BPMの解析エンジンには、Essentia.jsのWASM版を採用している。このライブラリはCDN経由でロードされ、非常に高精度なテンポ推定を実現している。具体的には、RhythmExtractor2013というマルチフィーチャーアルゴリズムを使用している。

リサンプリング処理の実装

異なるサンプリングレートの音声データに対応するため、自前で線形補間によるリサンプリング処理を実装している。この機能により、様々な音声環境においても正確なBPM解析が可能となる。

Auto Gain機能

音量の差が大きい入力環境に対応するため、「Auto Gain」機能を搭載している。これにより、振幅レベルに応じてゲインを段階的に調整できる。さらに、手動でのゲイン調整も行えるため、ユーザーのニーズに応じた柔軟性を持つ。

波形の視覚化

波形はCanvas 2Dを用いて常時描画されている。静止波形とスクロール波形の2種類が用意されており、視覚的に入力状況を確認できる。これにより、ユーザーはより直感的に音声入力の変化を把握できる。

画面スリープの防止

Wake Lock APIを使用して、計測中に画面が消えないような設計がなされている。これにより、ユーザーが音声を入力している最中に画面がスリープしてしまうことを防ぎ、計測が円滑に行える。

メモリ管理

WASM側で確保したメモリ(Vectorオブジェクト)に関しては、都度明示的に解放される実装がなされている。
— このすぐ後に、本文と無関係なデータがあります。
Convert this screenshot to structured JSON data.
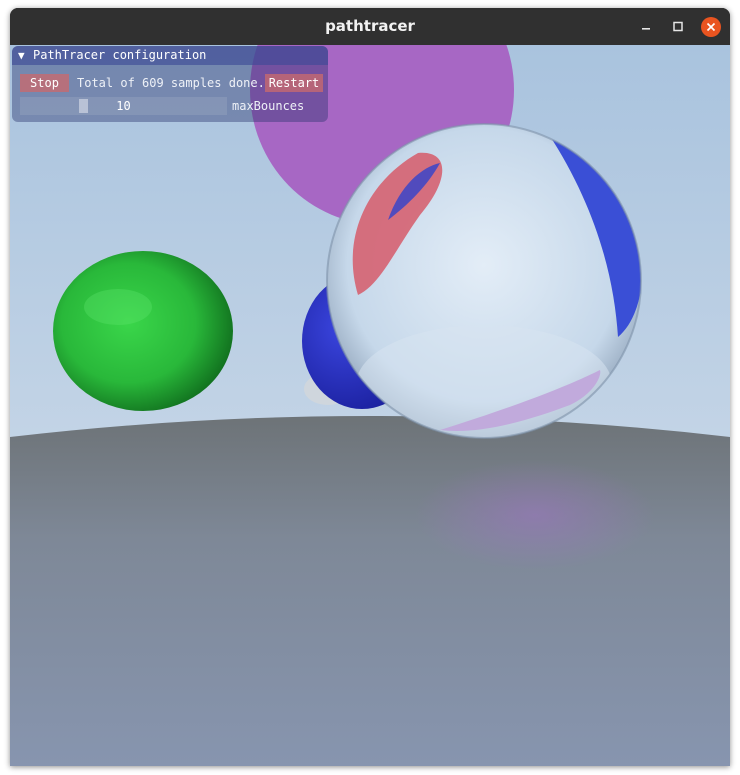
{
  "window": {
    "title": "pathtracer",
    "controls": [
      "minimize-icon",
      "maximize-icon",
      "close-icon"
    ],
    "accent_close": "#e95420"
  },
  "panel": {
    "title": "PathTracer configuration",
    "collapse_glyph": "▼",
    "stop_label": "Stop",
    "status_text": "Total of 609 samples done.",
    "restart_label": "Restart",
    "slider": {
      "label": "maxBounces",
      "value": "10",
      "level": 0.3
    }
  },
  "colors": {
    "button": "#c8696e",
    "panel_header": "#3c4896",
    "sky": "#b2c9e1",
    "ground": "#8796ac"
  }
}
これにより、WASMメモリリークを防ぎ、安定した動作が実現されている。

まとめ

BPM Counter Onlineは、ブラウザ上で手軽にBPMを測定することができるアプリであり、多様な技術が組み合わさっている。その特徴には、高速かつ高精度な音声解析に必要な複数の技術が含まれており、柔軟性も兼ね備えている。ユーザーは、リアルタイムでの音声入力を楽しみながら、BPMを正確に測定できる。